Ingredients
- 2 x 400g tin of chickpeas – keep the chickpea water for merinques
- 1 handful of fresh coriander (including stalks)
- ½tsp paprika
- ½tsp ground coriander
- ½tsp ground cumin
- 1 lemon
- 3 heaped tbsp plain flour, plus extra for dusting
- Irish rapeseed oil (for cooking)
- 1 head of Irish Gem lettuce (keep the root to regrow)
- 2 large ripe tomatoes
- Natural yoghurt
- 4 slices cheese
- 4 brioche buns
- Drain the chickpeas and add into a food processor. Add half the coriander leaves and all the stalks.
- Add the spices, flour and a pinch of sea salt, finely grate in the lemon zest and add the juice, then blend until combined (not too smooth as to keep some texture)
- On a floured surface, divide and shape the mixture into 4 equal-sized burgers and put in the fridge for 30 minutes to firm up.

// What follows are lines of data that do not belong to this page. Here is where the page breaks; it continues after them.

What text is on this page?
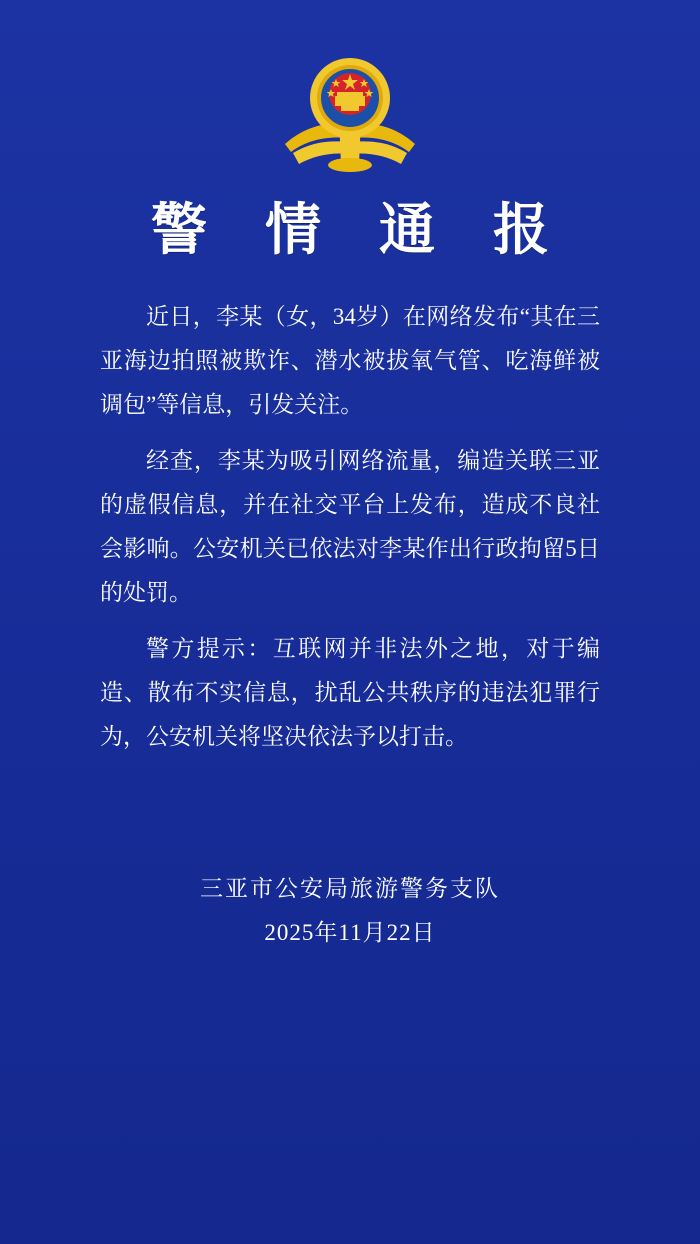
警 情 通 报

近日，李某（女，34岁）在网络发布“其在三亚海边拍照被欺诈、潜水被拔氧气管、吃海鲜被调包”等信息，引发关注。

经查，李某为吸引网络流量，编造关联三亚的虚假信息，并在社交平台上发布，造成不良社会影响。公安机关已依法对李某作出行政拘留5日的处罚。

警方提示：互联网并非法外之地，对于编造、散布不实信息，扰乱公共秩序的违法犯罪行为，公安机关将坚决依法予以打击。

三亚市公安局旅游警务支队
2025年11月22日
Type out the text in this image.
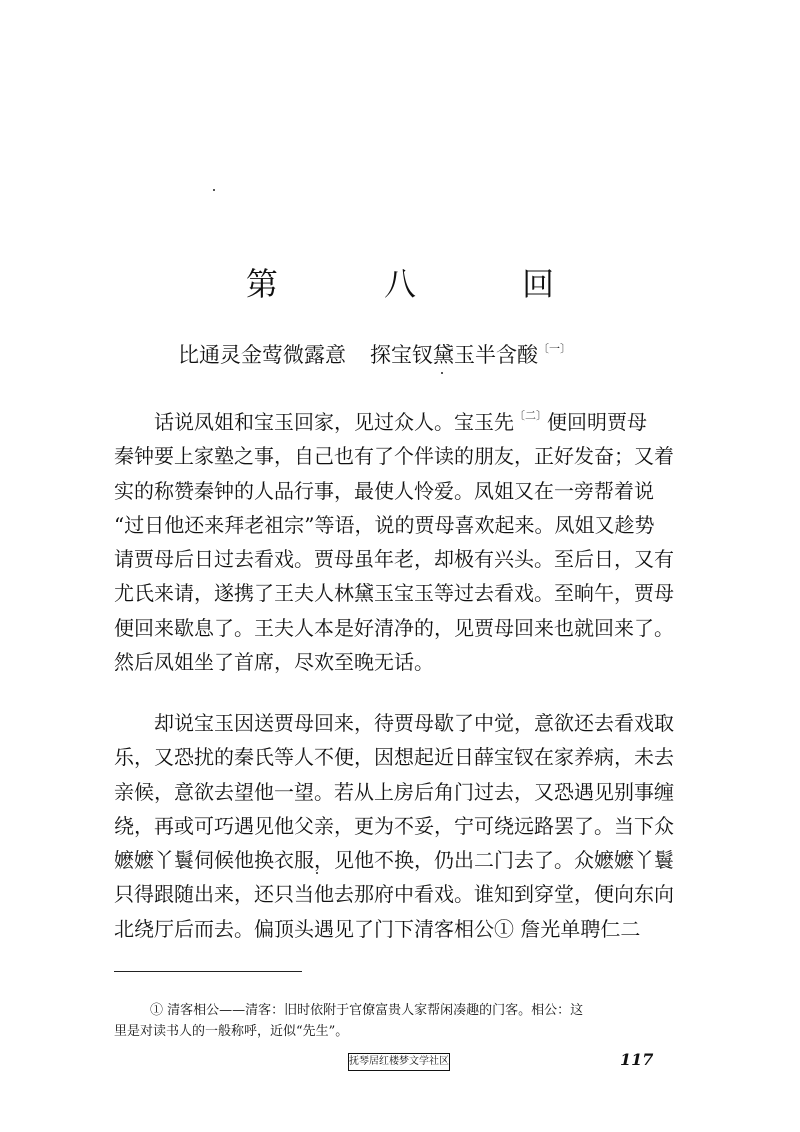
第 八 回
比通灵金莺微露意 探宝钗黛玉半含酸$^{〔一〕}$
话说凤姐和宝玉回家，见过众人。宝玉先$^{〔二〕}$便回明贾母
秦钟要上家塾之事，自己也有了个伴读的朋友，正好发奋；又着
实的称赞秦钟的人品行事，最使人怜爱。凤姐又在一旁帮着说
“过日他还来拜老祖宗”等语，说的贾母喜欢起来。凤姐又趁势
请贾母后日过去看戏。贾母虽年老，却极有兴头。至后日，又有
尤氏来请，遂携了王夫人林黛玉宝玉等过去看戏。至晌午，贾母
便回来歇息了。王夫人本是好清净的，见贾母回来也就回来了。
然后凤姐坐了首席，尽欢至晚无话。
却说宝玉因送贾母回来，待贾母歇了中觉，意欲还去看戏取
乐，又恐扰的秦氏等人不便，因想起近日薛宝钗在家养病，未去
亲候，意欲去望他一望。若从上房后角门过去，又恐遇见别事缠
绕，再或可巧遇见他父亲，更为不妥，宁可绕远路罢了。当下众
嬷嬷丫鬟伺候他换衣服，见他不换，仍出二门去了。众嬷嬷丫鬟
只得跟随出来，还只当他去那府中看戏。谁知到穿堂，便向东向
北绕厅后而去。偏顶头遇见了门下清客相公① 詹光单聘仁二
① 清客相公——清客：旧时依附于官僚富贵人家帮闲凑趣的门客。相公：这
里是对读书人的一般称呼，近似“先生”。
抚琴居红楼梦文学社区	117
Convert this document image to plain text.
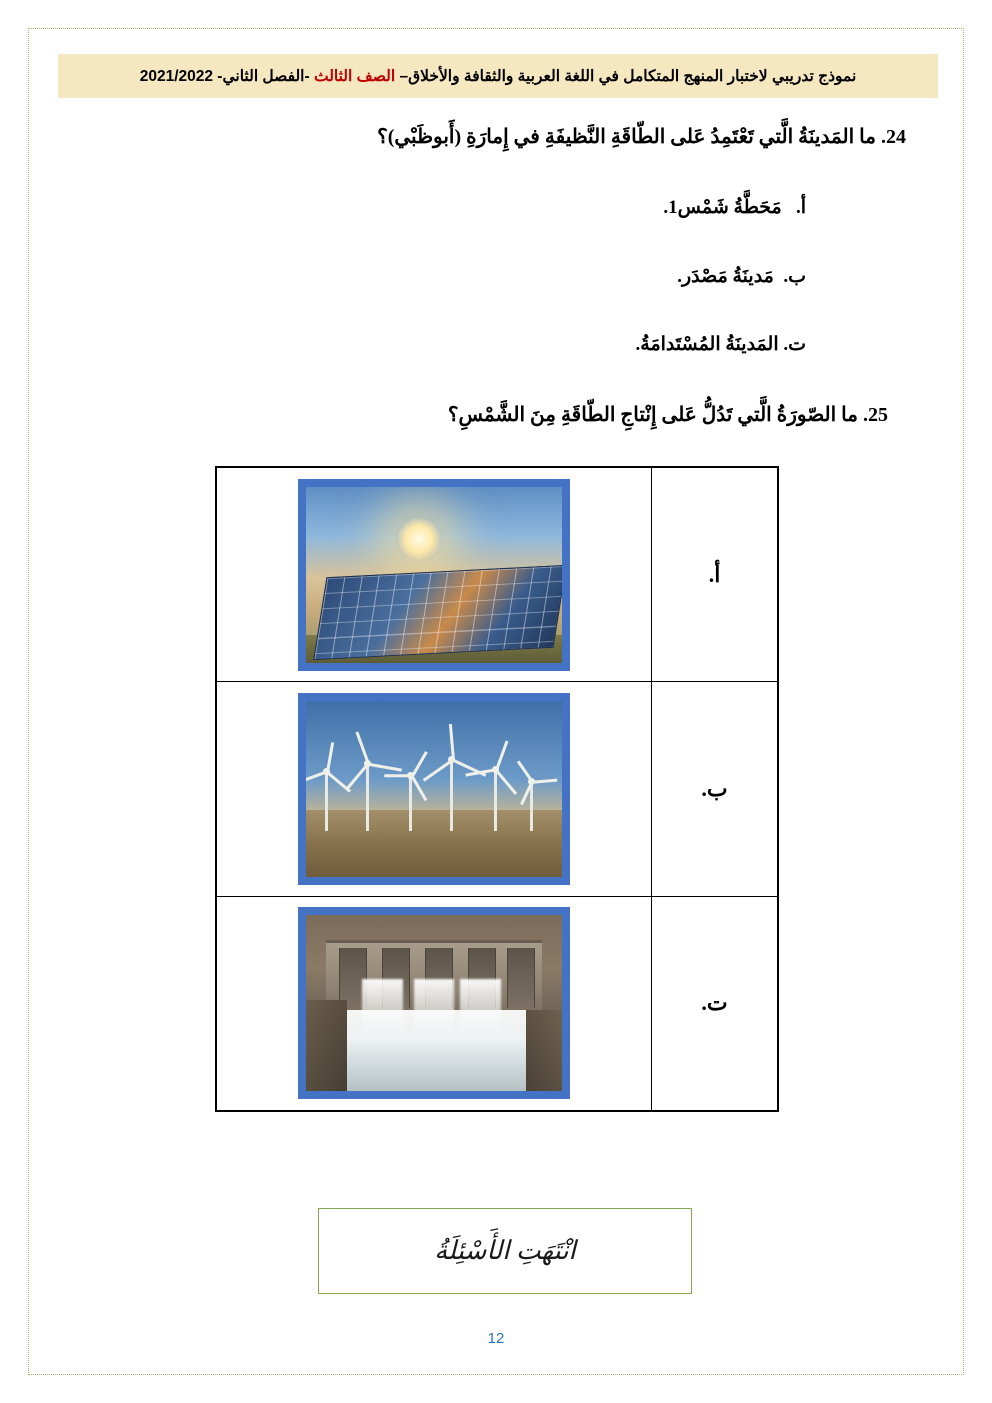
نموذج تدريبي لاختبار المنهج المتكامل في اللغة العربية والثقافة والأخلاق– الصف الثالث -الفصل الثاني- 2021/2022
24. ما المَدينَةُ الَّتي تَعْتَمِدُ عَلى الطّاقَةِ النَّظيفَةِ في إِمارَةِ (أَبوظَبْي)؟
أ.   مَحَطَّةُ شَمْس1.
ب.  مَدينَةُ مَصْدَر.
ت. المَدينَةُ المُسْتَدامَةُ.
25. ما الصّورَةُ الَّتي تَدُلُّ عَلى إِنْتاجِ الطّاقَةِ مِنَ الشَّمْسِ؟
أ.	

ب.	

ت.	
انْتَهَتِ الأَسْئِلَةُ
12
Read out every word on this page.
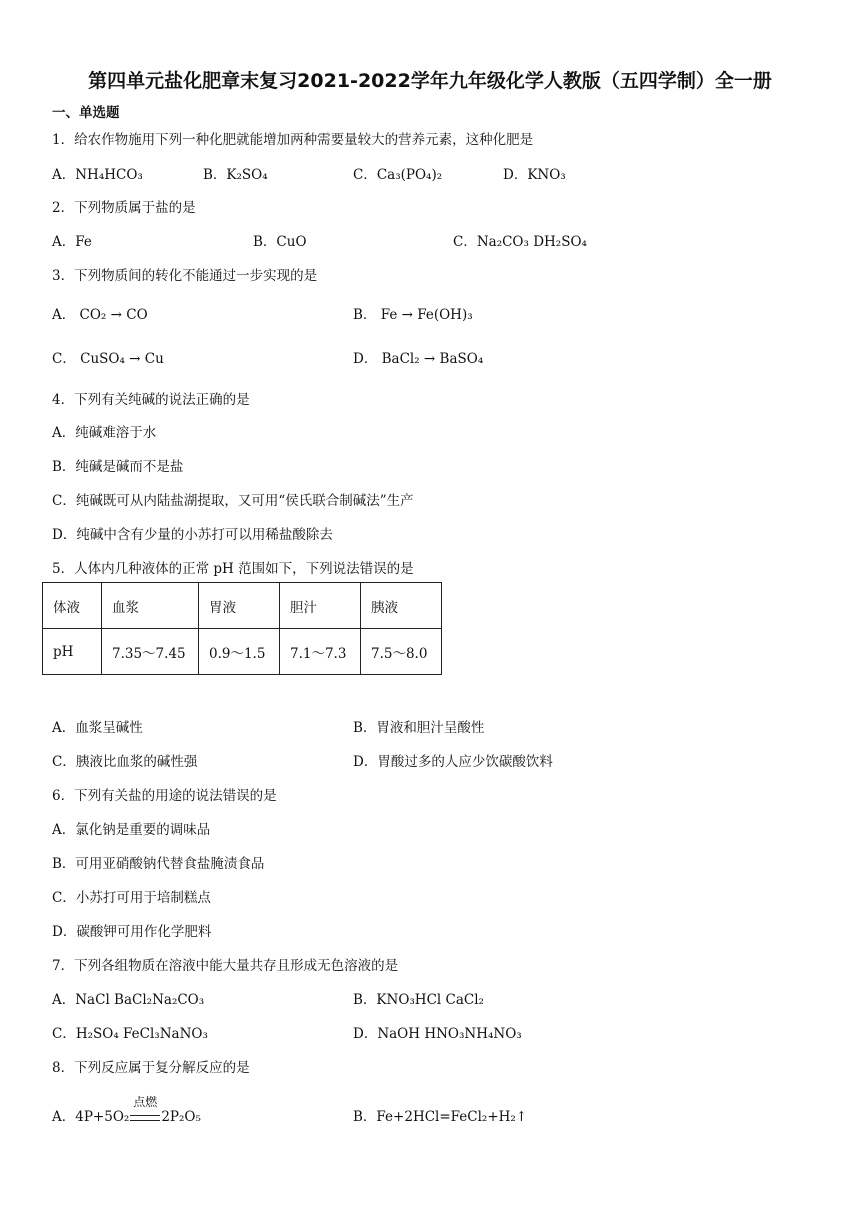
第四单元盐化肥章末复习2021-2022学年九年级化学人教版（五四学制）全一册
一、单选题
1．给农作物施用下列一种化肥就能增加两种需要量较大的营养元素，这种化肥是
A．NH₄HCO₃	B．K₂SO₄	C．Ca₃(PO₄)₂	D．KNO₃
2．下列物质属于盐的是
A．Fe	B．CuO	C．Na₂CO₃ DH₂SO₄
3．下列物质间的转化不能通过一步实现的是
A． CO₂ → CO	B． Fe → Fe(OH)₃
C． CuSO₄ → Cu	D． BaCl₂ → BaSO₄
4．下列有关纯碱的说法正确的是
A．纯碱难溶于水
B．纯碱是碱而不是盐
C．纯碱既可从内陆盐湖提取，又可用“侯氏联合制碱法”生产
D．纯碱中含有少量的小苏打可以用稀盐酸除去
5．人体内几种液体的正常 pH 范围如下，下列说法错误的是
体液	血浆	胃液	胆汁	胰液
pH	7.35～7.45	0.9～1.5	7.1～7.3	7.5～8.0
A．血浆呈碱性	B．胃液和胆汁呈酸性
C．胰液比血浆的碱性强	D．胃酸过多的人应少饮碳酸饮料
6．下列有关盐的用途的说法错误的是
A．氯化钠是重要的调味品
B．可用亚硝酸钠代替食盐腌渍食品
C．小苏打可用于培制糕点
D．碳酸钾可用作化学肥料
7．下列各组物质在溶液中能大量共存且形成无色溶液的是
A．NaCl BaCl₂Na₂CO₃	B．KNO₃HCl CaCl₂
C．H₂SO₄ FeCl₃NaNO₃	D．NaOH HNO₃NH₄NO₃
8．下列反应属于复分解反应的是
A．4P+5O₂
点燃
2P₂O₅	B．Fe+2HCl=FeCl₂+H₂↑
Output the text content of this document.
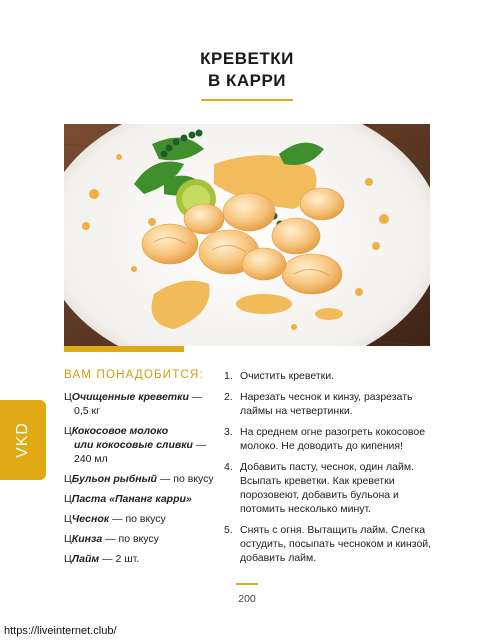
КРЕВЕТКИ
В КАРРИ
VKD
ВАМ ПОНАДОБИТСЯ:
ЦОчищенные креветки —
0,5 кг
ЦКокосовое молоко
или кокосовые сливки —
240 мл
ЦБульон рыбный — по вкусу
ЦПаста «Пананг карри»
ЦЧеснок — по вкусу
ЦКинза — по вкусу
ЦЛайм — 2 шт.
1. Очистить креветки.
2. Нарезать чеснок и кинзу, разрезать лаймы на четвертинки.
3. На среднем огне разогреть кокосовое молоко. Не доводить до кипения!
4. Добавить пасту, чеснок, один лайм. Всыпать креветки. Как креветки порозовеют, добавить бульона и потомить несколько минут.
5. Снять с огня. Вытащить лайм. Слегка остудить, посыпать чесноком и кинзой, добавить лайм.
200
https://liveinternet.club/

- Heat a splash of rapeseed oil in a large frying pan over a medium heat, add the patties and cook for 10 minutes, or until golden and cooked through, turning halfway.
- Chop the remainder of the coriander and add to the yoghurt.
- Toast the buns in the pan or grill, Squeeze a large dollop of ketchup onto the base of each bun, then top with lettuce and the burgers. Top with a couple of slices of tomato, cheese, the yogurt dressing and burger bun tops. These are delicious served with a fresh green salad.